The witness shrugged. "It's easy, Ms. Dash, to mock a statement isolated from the research which supports it. But it's a demonstrable fact that, since 1920, women's more permissive attitudes toward crime—as reflected in their voting patterns—has relegated crime prevention to a low priority compared to what I call 'the nurturing issues,' matters like education and health care. This has led to greater laxity among our elected officials and, as more women have ascended the bench, our judiciary."
"Then you'll be relieved to know, Dr. Glass, that I'm unlikely to become a judge. But I'm haunted by the concern that Mary Costello's family might have lived if only I'd refrained from voting."
"Don't worry," Glass responded airily. "Under your theory of shared responsibility, there's lots of blame to go around. Including an academic world which refuses to think forbidden thoughts."
"I gather that the Sons of the Second Amendment is more hospitable to forbidden thoughts. Since leaving the University of Connecticut, hasn't the principal financing for your research come from the SSA?"
"Yes. They believe, as I do, that financing is indispensable to competing in the marketplace of ideas. So they've placed me on retainer."
"For how much?"
"Five hundred thousand a year, for the next five years."
"That kind of money," Sarah remarked amiably, "will finance a lot of forbidden thoughts. Let's turn to one of them—your thesis that the more guns Americans own, the less crime we'll have.
"In More Guns, Less Death, you claim that concealed carry laws cause a drop in rape and murder, diverting criminals into property crimes like burglary. Has it ever occurred to you, Doctor, that a serial rapist won't consider stealing a transistor radio to be a fair exchange?"
Glass briskly put down the pencil, a first show of impatience. "What's your point?"
"That the pathology of a rapist is distinct from that of a burglar. Or did your courses in criminology skip that part?"
Glass mustered a renewed aura of dignified scholarship. "All of my education and experience suggests that criminals, by definition, are criminals—people unable to live within the laws. Depending on circumstance and motive, the particular crime may vary."

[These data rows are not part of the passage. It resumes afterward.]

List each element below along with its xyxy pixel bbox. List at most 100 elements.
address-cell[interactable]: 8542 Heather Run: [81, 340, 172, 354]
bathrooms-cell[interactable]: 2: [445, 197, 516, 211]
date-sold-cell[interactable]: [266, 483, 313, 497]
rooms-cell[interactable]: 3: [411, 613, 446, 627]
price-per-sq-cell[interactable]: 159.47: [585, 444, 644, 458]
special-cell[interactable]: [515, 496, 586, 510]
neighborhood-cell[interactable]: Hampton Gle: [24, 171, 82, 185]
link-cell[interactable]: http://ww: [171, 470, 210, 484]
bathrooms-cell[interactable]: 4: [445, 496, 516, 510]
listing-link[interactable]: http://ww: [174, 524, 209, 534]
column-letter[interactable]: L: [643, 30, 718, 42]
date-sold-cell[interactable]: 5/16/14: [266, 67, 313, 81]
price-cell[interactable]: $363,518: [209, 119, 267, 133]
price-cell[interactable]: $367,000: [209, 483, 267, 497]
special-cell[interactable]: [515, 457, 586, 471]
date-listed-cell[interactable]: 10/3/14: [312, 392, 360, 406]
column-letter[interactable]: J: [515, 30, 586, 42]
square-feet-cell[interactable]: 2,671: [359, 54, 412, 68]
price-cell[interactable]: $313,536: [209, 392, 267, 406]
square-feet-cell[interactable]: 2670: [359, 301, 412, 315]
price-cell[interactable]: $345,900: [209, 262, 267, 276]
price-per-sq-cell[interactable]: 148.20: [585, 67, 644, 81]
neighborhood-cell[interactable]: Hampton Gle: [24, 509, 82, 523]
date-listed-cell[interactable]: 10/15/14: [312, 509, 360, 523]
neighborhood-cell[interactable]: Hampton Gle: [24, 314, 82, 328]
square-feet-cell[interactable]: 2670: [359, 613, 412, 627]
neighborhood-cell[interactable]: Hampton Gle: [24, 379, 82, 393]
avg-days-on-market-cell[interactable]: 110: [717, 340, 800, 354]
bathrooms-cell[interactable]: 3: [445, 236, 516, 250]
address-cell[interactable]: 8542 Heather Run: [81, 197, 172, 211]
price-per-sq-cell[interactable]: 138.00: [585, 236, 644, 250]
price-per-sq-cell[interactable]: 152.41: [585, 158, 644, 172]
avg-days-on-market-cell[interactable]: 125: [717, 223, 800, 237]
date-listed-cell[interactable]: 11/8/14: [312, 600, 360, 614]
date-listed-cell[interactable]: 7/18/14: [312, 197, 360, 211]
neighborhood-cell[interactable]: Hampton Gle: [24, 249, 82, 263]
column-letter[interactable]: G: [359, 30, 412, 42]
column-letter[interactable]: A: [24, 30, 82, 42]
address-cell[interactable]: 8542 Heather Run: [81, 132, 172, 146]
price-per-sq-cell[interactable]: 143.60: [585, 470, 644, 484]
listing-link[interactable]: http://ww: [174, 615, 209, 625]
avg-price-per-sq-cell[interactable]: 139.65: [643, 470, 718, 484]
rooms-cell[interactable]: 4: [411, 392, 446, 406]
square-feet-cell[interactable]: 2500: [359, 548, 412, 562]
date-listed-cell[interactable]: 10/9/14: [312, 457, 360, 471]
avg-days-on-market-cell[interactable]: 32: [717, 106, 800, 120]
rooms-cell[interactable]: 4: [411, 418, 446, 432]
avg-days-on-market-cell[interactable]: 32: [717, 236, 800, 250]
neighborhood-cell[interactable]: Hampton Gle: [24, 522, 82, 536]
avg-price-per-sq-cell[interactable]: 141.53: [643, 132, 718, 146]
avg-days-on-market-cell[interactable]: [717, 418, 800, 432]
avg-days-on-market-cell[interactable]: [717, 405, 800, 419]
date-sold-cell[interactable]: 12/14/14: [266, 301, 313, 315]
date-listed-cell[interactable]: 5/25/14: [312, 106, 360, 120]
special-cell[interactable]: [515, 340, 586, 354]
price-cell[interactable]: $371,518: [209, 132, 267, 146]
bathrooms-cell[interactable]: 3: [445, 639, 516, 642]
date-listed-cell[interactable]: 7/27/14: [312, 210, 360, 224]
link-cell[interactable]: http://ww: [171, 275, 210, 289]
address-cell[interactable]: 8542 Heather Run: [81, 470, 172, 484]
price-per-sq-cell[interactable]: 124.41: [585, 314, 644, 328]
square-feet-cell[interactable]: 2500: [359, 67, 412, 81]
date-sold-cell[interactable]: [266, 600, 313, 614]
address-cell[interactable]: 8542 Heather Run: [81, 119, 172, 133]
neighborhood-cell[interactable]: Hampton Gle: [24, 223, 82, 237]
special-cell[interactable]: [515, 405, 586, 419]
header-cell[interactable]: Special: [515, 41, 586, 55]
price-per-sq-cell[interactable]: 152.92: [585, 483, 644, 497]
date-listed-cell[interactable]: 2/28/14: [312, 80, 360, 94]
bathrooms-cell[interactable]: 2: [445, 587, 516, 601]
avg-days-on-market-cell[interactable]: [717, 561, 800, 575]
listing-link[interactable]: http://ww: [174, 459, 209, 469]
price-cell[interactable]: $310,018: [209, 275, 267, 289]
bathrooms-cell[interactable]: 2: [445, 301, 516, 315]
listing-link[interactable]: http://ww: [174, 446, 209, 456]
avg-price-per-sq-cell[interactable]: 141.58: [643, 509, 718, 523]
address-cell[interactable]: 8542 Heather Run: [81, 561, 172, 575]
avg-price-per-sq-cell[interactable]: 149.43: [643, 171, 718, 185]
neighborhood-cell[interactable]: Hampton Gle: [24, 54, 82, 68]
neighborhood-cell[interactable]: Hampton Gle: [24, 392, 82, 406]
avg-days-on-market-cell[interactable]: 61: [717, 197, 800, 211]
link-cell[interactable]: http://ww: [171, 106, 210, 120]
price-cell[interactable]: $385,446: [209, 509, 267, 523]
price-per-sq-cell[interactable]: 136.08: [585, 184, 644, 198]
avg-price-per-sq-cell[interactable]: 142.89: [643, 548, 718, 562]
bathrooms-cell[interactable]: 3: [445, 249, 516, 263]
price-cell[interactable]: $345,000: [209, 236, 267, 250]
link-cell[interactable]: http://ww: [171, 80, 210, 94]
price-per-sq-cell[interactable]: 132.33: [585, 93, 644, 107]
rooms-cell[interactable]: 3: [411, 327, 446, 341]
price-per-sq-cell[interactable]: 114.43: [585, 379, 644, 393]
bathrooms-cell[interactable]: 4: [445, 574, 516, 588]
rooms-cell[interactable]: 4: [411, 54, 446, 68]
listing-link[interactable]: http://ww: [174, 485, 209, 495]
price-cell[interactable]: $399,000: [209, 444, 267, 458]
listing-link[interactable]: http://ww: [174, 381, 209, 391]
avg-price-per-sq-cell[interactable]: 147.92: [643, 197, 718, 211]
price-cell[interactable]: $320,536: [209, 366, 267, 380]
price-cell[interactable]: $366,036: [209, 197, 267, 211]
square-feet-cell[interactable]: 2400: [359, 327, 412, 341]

For the first time, Sarah gave John Nolan a long look of incredulity. Nolan remained impassive. Turning to the witness, Sarah said, "Let's discuss your methodology. On what basis did you conclude that, last year, there were roughly 2.5 million instances where Americans used guns in self-defense?"
"On the basis of a random—and therefore utterly objective—sampling: a telephone survey of five thousand heads of households."
Sarah cocked her head. "In other words, rather than relying on police reports, you relied on total strangers who reported their own behavior."
"Yes." Briefly, Glass ran his fingers through the stubble of his crew cut. "As experts in the field know, many acts of self-defense go unreported to authorities."
"In your survey, how many respondents reported acts of selfdefense?"
"Fifty-one."
"In other words, slightly over one percent of your respondents. How did you extrapolate 2.5 million acts of self-defense?"
"By applying the one percent of affirmative responses to our total adult population."
Pausing, Sarah smiled. "Do you happen to know how much of 'our total adult population' is considered mentally ill?"
"No."
"Try three percent. Did it dawn on you that a considerable number of the people who reported acts of self-defense might, instead, be crazy?"